Yeah, well, this gambler's fallacy thing is only believed by none gamblers
-- theircompetitor, Apr 27 2017


//I don't agree that it completely rules out the discovery of a successful algorithm. What you describe is pretty similar to the way evolution works.

Yes, this is the key difference. There are good algorithms and bad algorithms that exhibit identical results when predicting the past. Genetic algorithm with some radomness could be very useful.

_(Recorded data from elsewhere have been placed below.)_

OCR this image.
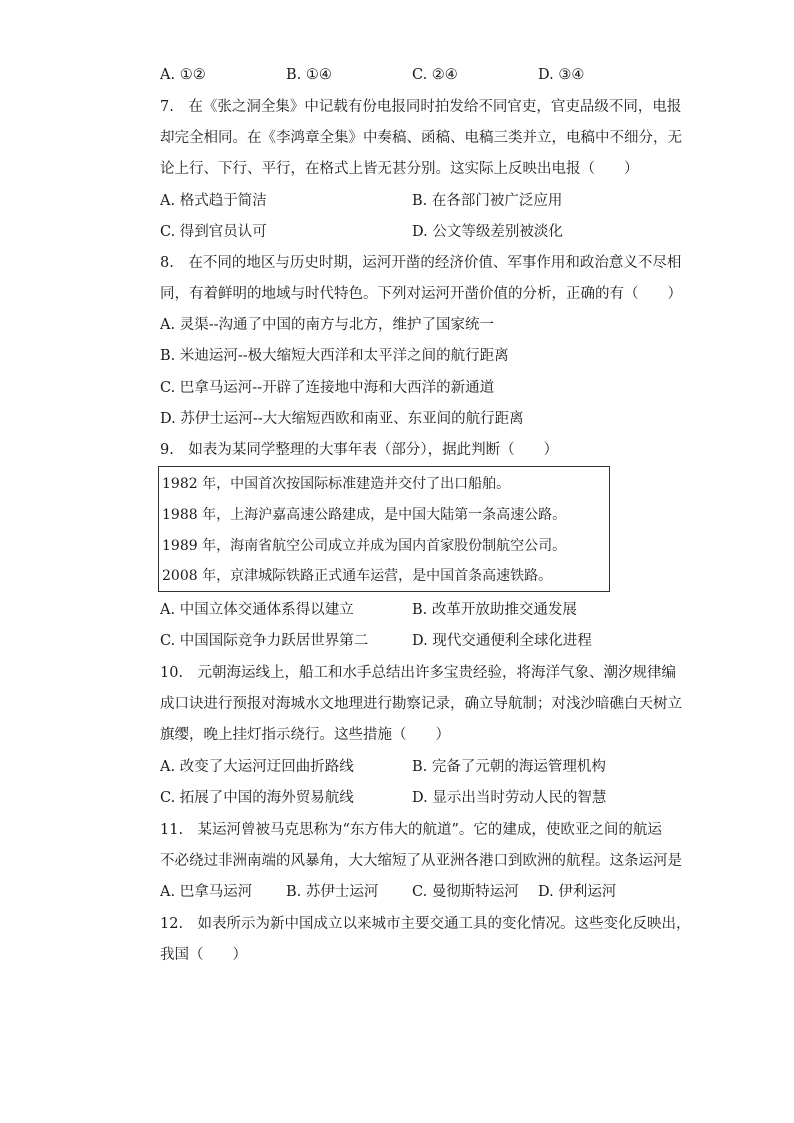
A. ①②	B. ①④	C. ②④	D. ③④
7.　在《张之洞全集》中记载有份电报同时拍发给不同官吏，官吏品级不同，电报
却完全相同。在《李鸿章全集》中奏稿、函稿、电稿三类并立，电稿中不细分，无
论上行、下行、平行，在格式上皆无甚分别。这实际上反映出电报（　　）
A. 格式趋于简洁	B. 在各部门被广泛应用
C. 得到官员认可	D. 公文等级差别被淡化
8.　在不同的地区与历史时期，运河开凿的经济价值、军事作用和政治意义不尽相
同，有着鲜明的地域与时代特色。下列对运河开凿价值的分析，正确的有（　　）
A. 灵渠--沟通了中国的南方与北方，维护了国家统一
B. 米迪运河--极大缩短大西洋和太平洋之间的航行距离
C. 巴拿马运河--开辟了连接地中海和大西洋的新通道
D. 苏伊士运河--大大缩短西欧和南亚、东亚间的航行距离
9.　如表为某同学整理的大事年表（部分），据此判断（　　）
1982 年，中国首次按国际标准建造并交付了出口船舶。
1988 年，上海沪嘉高速公路建成，是中国大陆第一条高速公路。
1989 年，海南省航空公司成立并成为国内首家股份制航空公司。
2008 年，京津城际铁路正式通车运营，是中国首条高速铁路。
A. 中国立体交通体系得以建立	B. 改革开放助推交通发展
C. 中国国际竞争力跃居世界第二	D. 现代交通便利全球化进程
10.　元朝海运线上，船工和水手总结出许多宝贵经验，将海洋气象、潮汐规律编
成口诀进行预报对海城水文地理进行勘察记录，确立导航制；对浅沙暗礁白天树立
旗缨，晚上挂灯指示绕行。这些措施（　　）
A. 改变了大运河迂回曲折路线	B. 完备了元朝的海运管理机构
C. 拓展了中国的海外贸易航线	D. 显示出当时劳动人民的智慧
11.　某运河曾被马克思称为“东方伟大的航道”。它的建成，使欧亚之间的航运
不必绕过非洲南端的风暴角，大大缩短了从亚洲各港口到欧洲的航程。这条运河是
A. 巴拿马运河 B. 苏伊士运河 C. 曼彻斯特运河 D. 伊利运河
12.　如表所示为新中国成立以来城市主要交通工具的变化情况。这些变化反映出，
我国（　　）
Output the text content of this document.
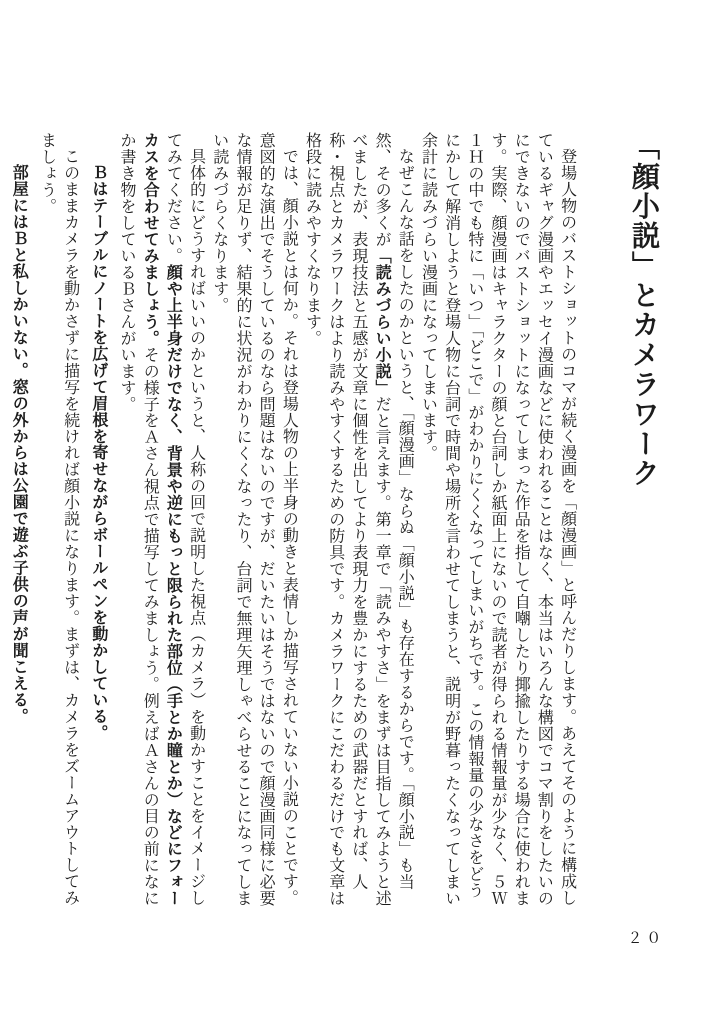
「顔小説」とカメラワーク

登場人物のバストショットのコマが続く漫画を「顔漫画」と呼んだりします。あえてそのように構成しているギャグ漫画やエッセイ漫画などに使われることはなく、本当はいろんな構図でコマ割りをしたいのにできないのでバストショットになってしまった作品を指して自嘲したり揶揄したりする場合に使われます。実際、顔漫画はキャラクターの顔と台詞しか紙面上にないので読者が得られる情報量が少なく、５Ｗ１Ｈの中でも特に「いつ」「どこで」がわかりにくくなってしまいがちです。この情報量の少なさをどうにかして解消しようと登場人物に台詞で時間や場所を言わせてしまうと、説明が野暮ったくなってしまい余計に読みづらい漫画になってしまいます。

なぜこんな話をしたのかというと、「顔漫画」ならぬ「顔小説」も存在するからです。「顔小説」も当然、その多くが「読みづらい小説」だと言えます。第一章で「読みやすさ」をまずは目指してみようと述べましたが、表現技法と五感が文章に個性を出してより表現力を豊かにするための武器だとすれば、人称・視点とカメラワークはより読みやすくするための防具です。カメラワークにこだわるだけでも文章は格段に読みやすくなります。

では、顔小説とは何か。それは登場人物の上半身の動きと表情しか描写されていない小説のことです。意図的な演出でそうしているのなら問題はないのですが、だいたいはそうではないので顔漫画同様に必要な情報が足りず、結果的に状況がわかりにくくなったり、台詞で無理矢理しゃべらせることになってしまい読みづらくなります。

具体的にどうすればいいのかというと、人称の回で説明した視点（カメラ）を動かすことをイメージしてみてください。顔や上半身だけでなく、背景や逆にもっと限られた部位（手とか瞳とか）などにフォーカスを合わせてみましょう。その様子をＡさん視点で描写してみましょう。例えばＡさんの目の前になにか書き物をしているＢさんがいます。

Ｂはテーブルにノートを広げて眉根を寄せながらボールペンを動かしている。

このままカメラを動かさずに描写を続ければ顔小説になります。まずは、カメラをズームアウトしてみましょう。

部屋にはＢと私しかいない。窓の外からは公園で遊ぶ子供の声が聞こえる。

２０
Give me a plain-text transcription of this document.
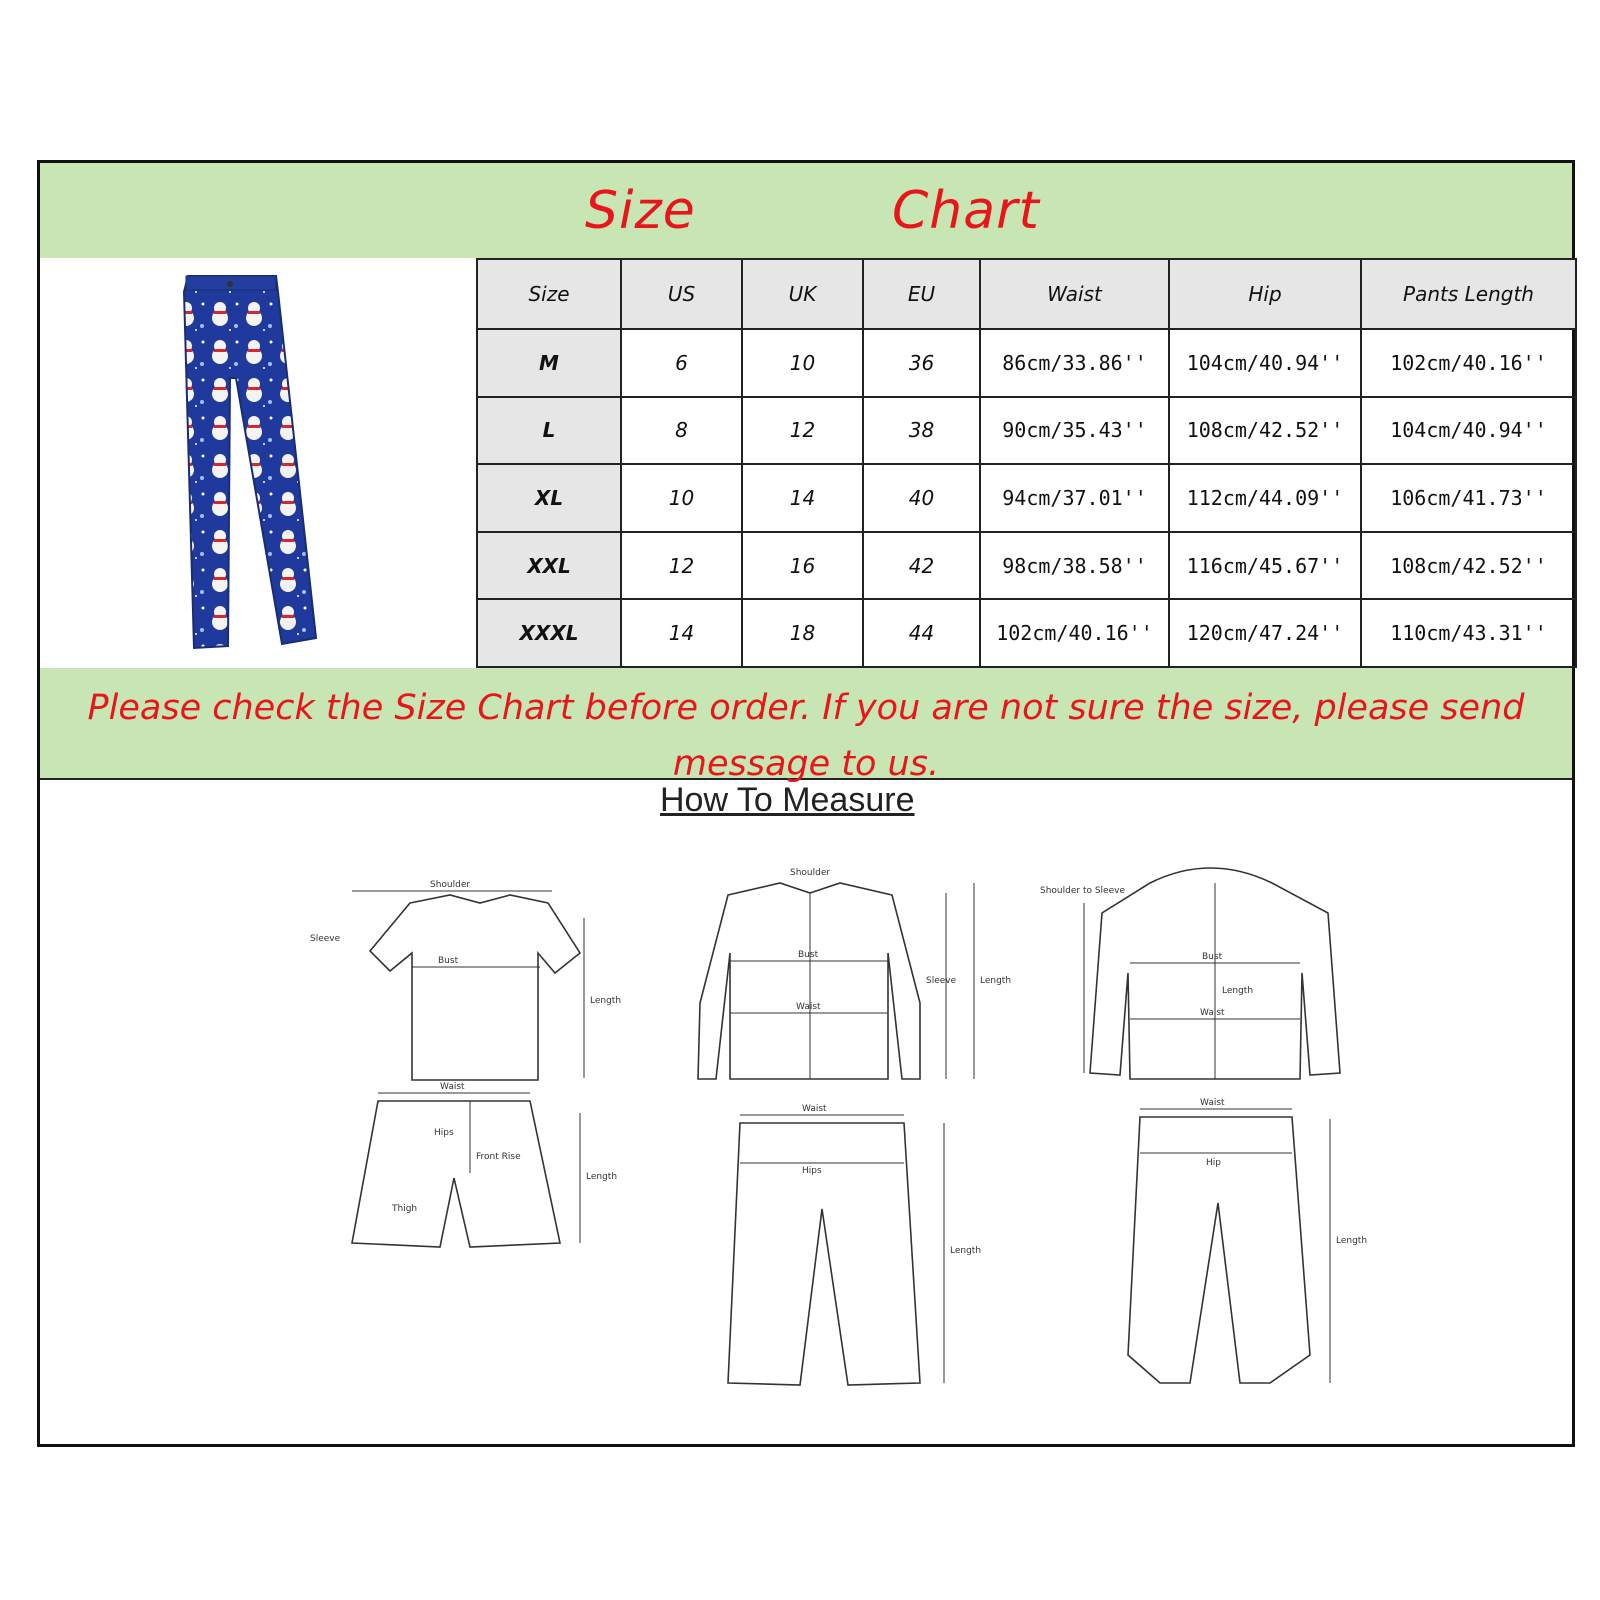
Size	Chart
Size	US	UK	EU	Waist	Hip	Pants Length
M	6	10	36	86cm/33.86''	104cm/40.94''	102cm/40.16''
L	8	12	38	90cm/35.43''	108cm/42.52''	104cm/40.94''
XL	10	14	40	94cm/37.01''	112cm/44.09''	106cm/41.73''
XXL	12	16	42	98cm/38.58''	116cm/45.67''	108cm/42.52''
XXXL	14	18	44	102cm/40.16''	120cm/47.24''	110cm/43.31''
Please check the Size Chart before order. If you are not sure the size, please send message to us.
How To Measure
Shoulder
Bust
Length
Sleeve
Waist
Hips
Front Rise
Thigh
Length
Shoulder
Bust
Waist
Sleeve	Length
Waist
Hips
Length
Bust
Waist
Length
Shoulder to Sleeve
Waist
Hip
Length
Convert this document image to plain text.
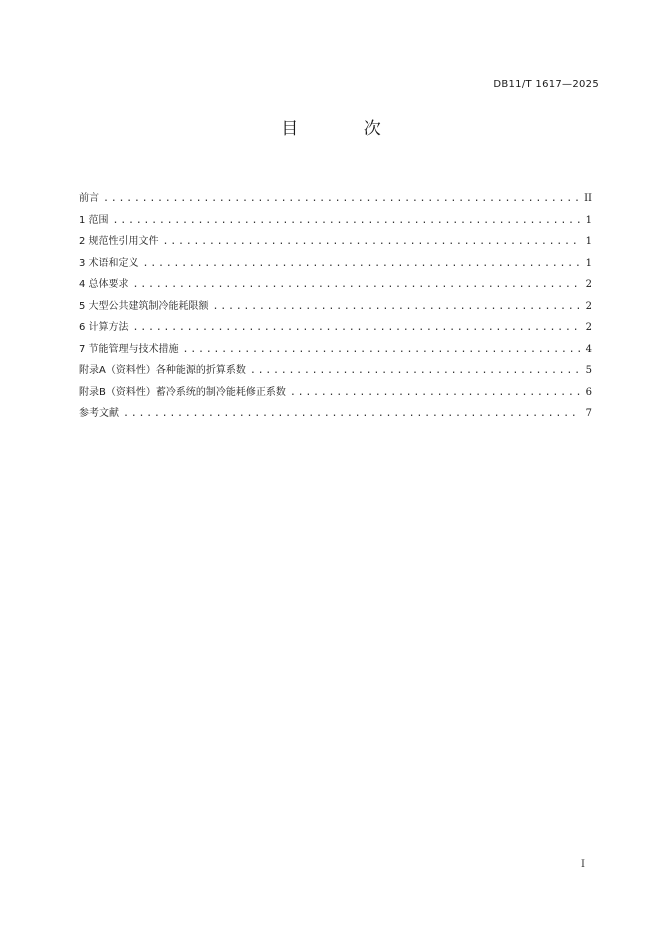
DB11/T 1617—2025
目 次
前言 .....	II
1 范围 .....	1
2 规范性引用文件 .....	1
3 术语和定义 .....	1
4 总体要求 .....	2
5 大型公共建筑制冷能耗限额 .....	2
6 计算方法 .....	2
7 节能管理与技术措施 .....	4
附录A（资料性）各种能源的折算系数 .....	5
附录B（资料性）蓄冷系统的制冷能耗修正系数 .....	6
参考文献 .....	7
I
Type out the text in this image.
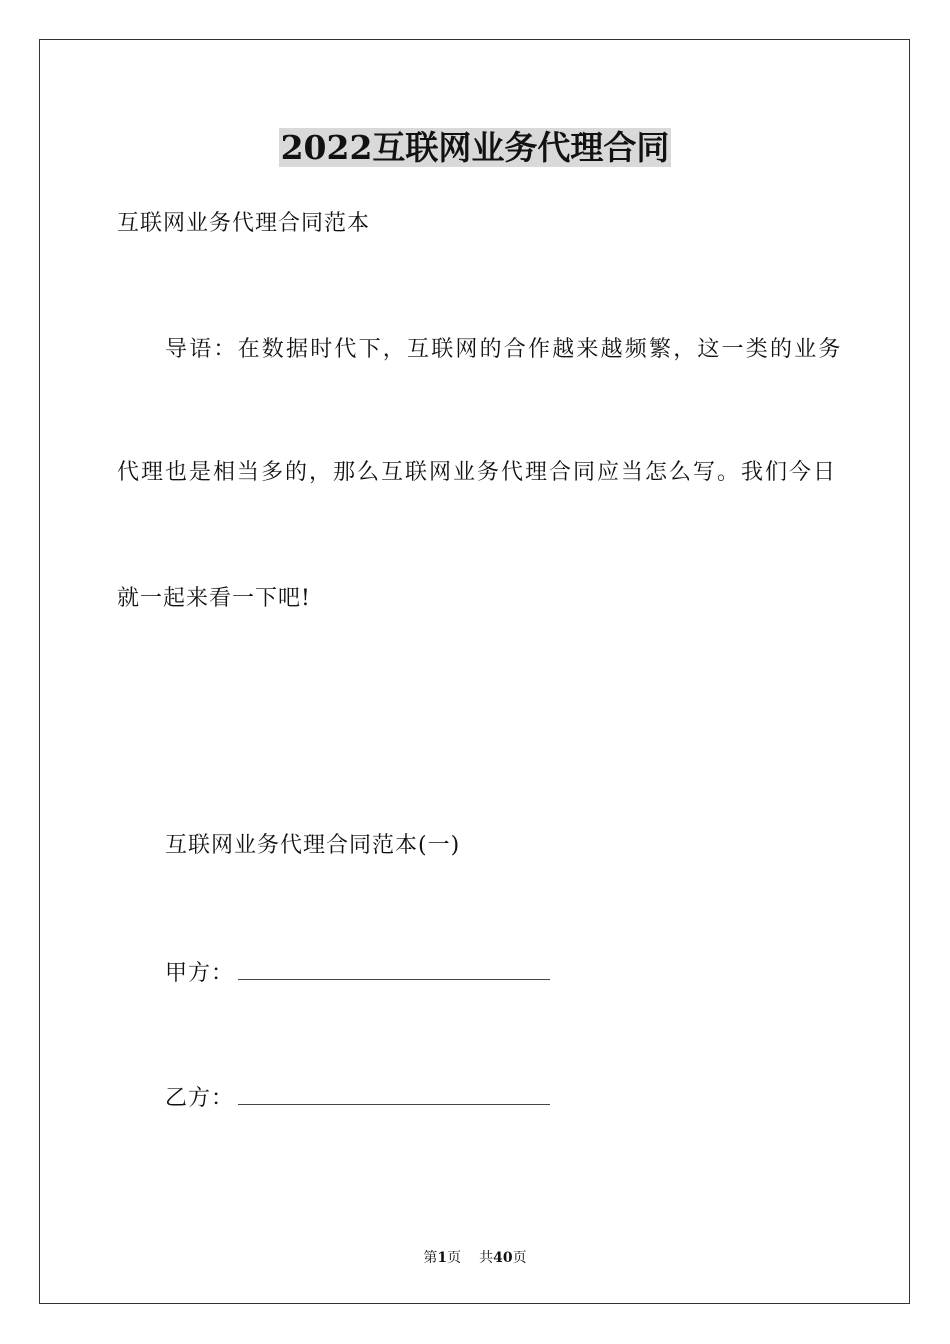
2022互联网业务代理合同
互联网业务代理合同范本
导语：在数据时代下，互联网的合作越来越频繁，这一类的业务
代理也是相当多的，那么互联网业务代理合同应当怎么写。我们今日
就一起来看一下吧!
互联网业务代理合同范本(一)
甲方：
乙方：
第1页 共40页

I should have made it clear that in this idea the random simulations are performed by a pseudorandom number generator. The word "simulation" is poor word choice because simulation connotes some kind of modeling that's happening under the hood. This is not the case with pseudo random number generator.

To be more specific, when I did my proof of concept I just used rand(seed) function. I find it fascinating that even though the past results of rand(seed) function may be identical or even superior to useTheBestModelsOutThere() function, the results don't give the whole story. In fact the results confuse us about what algorithm is superior.